A ajuda dos moradores, porém, pode estar distante. Ontem, a reportagem flagrou um homem despejando o conteúdo de um carrinho de mão sobre uma nova aglomeração de lixo próxima ao Setor de Chácaras, entre a Vila Planalto e a pista que dá acesso aos palácios do Jaburu e da Alvorada. Galhos de árvore, frutas podres, pneus e restos de obras formavam pilhas no chão. Um casal se aproximou do local com sacos de lixo, mas se afastou quando percebeu a presença do Correio.
Prevenção é a palavra de ordem na Universidade de Brasília (UnB). Com a proximidade da volta às aulas, o campus da Asa Norte vem passando por uma limpeza geral desde segunda-feira. Na semana que vem, funcionários da universidade receberão treinamento da Vigilância Ambiental para destruir larvas e mosquitos.

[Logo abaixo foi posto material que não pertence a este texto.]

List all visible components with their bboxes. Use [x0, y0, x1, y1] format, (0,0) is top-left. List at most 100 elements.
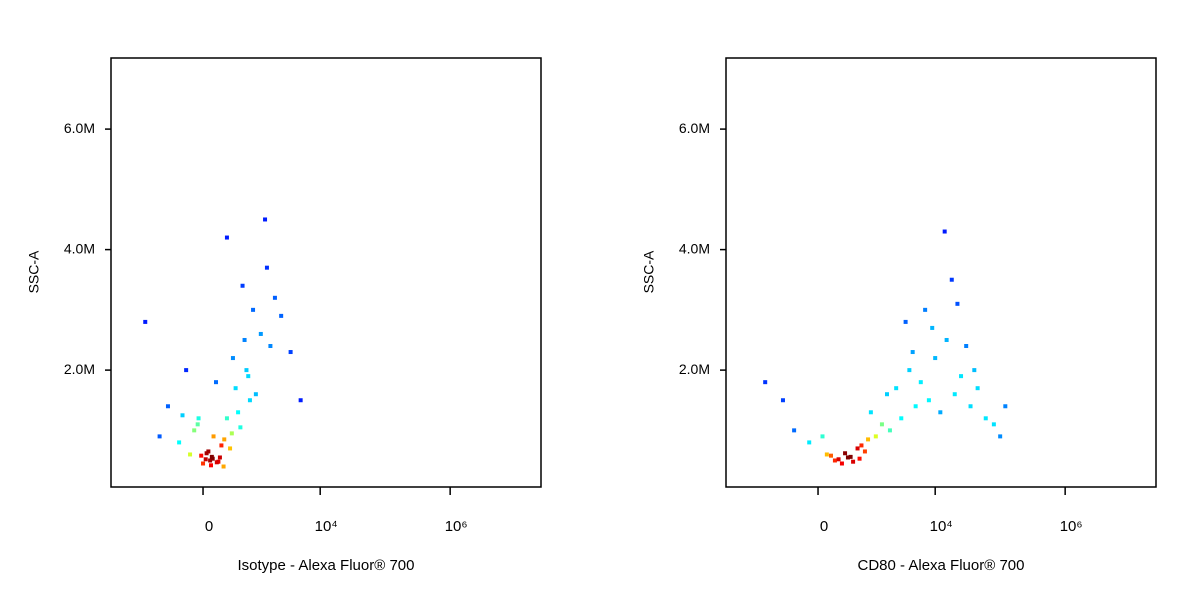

Ontem, a Companhia de Teatro da Secretaria de Saúde apresentou uma peça educativa sobre a dengue para aproximadamente 800 crianças no Centro de Ensino Fundamental do Itapoã. ;É a melhor forma de conscientizar as crianças. Elas são agentes multiplicadores e passam o recado para os pais;, acredita Ana Dalila Diniz, agente da Vigilância e integrante do grupo teatral.
Para saber mais
Como é o fumacê
Fumacê é o termo popular pelo qual é conhecido o UBV pesado, método de aspersão do produto que mata o mosquito transmissor da dengue. O equipamento que espalha o produto é acoplado à carroceria de uma caminhonete e libera cerca de 208 mililitros do inseticida por minuto. Para realizar o ciclo completo de tratamento, é preciso fazer cinco aplicações, uma por semana. O procedimento só pode ser feito entre as 18h e as 22h e entre as 6h e as 8h, quando as temperaturas são mais baixas e há menos vento. A alta temperatura degrada o produto e o vento não permite que o inseticida circule pelo ar. A chuva também interrompe a aplicação. Hoje e amanhã, a aplicação do produto chega a Itapoã.
Quando a infestação pelo mosquito é concentrada e reduzida, o UBV costal é o método mais adequado. Trata-se do mesmo inseticida, carregado em um tanque preso às costas do técnico. A aplicação é feita em locais específicos e se estende a 300 metros do local onde há indícios do vetor da doença.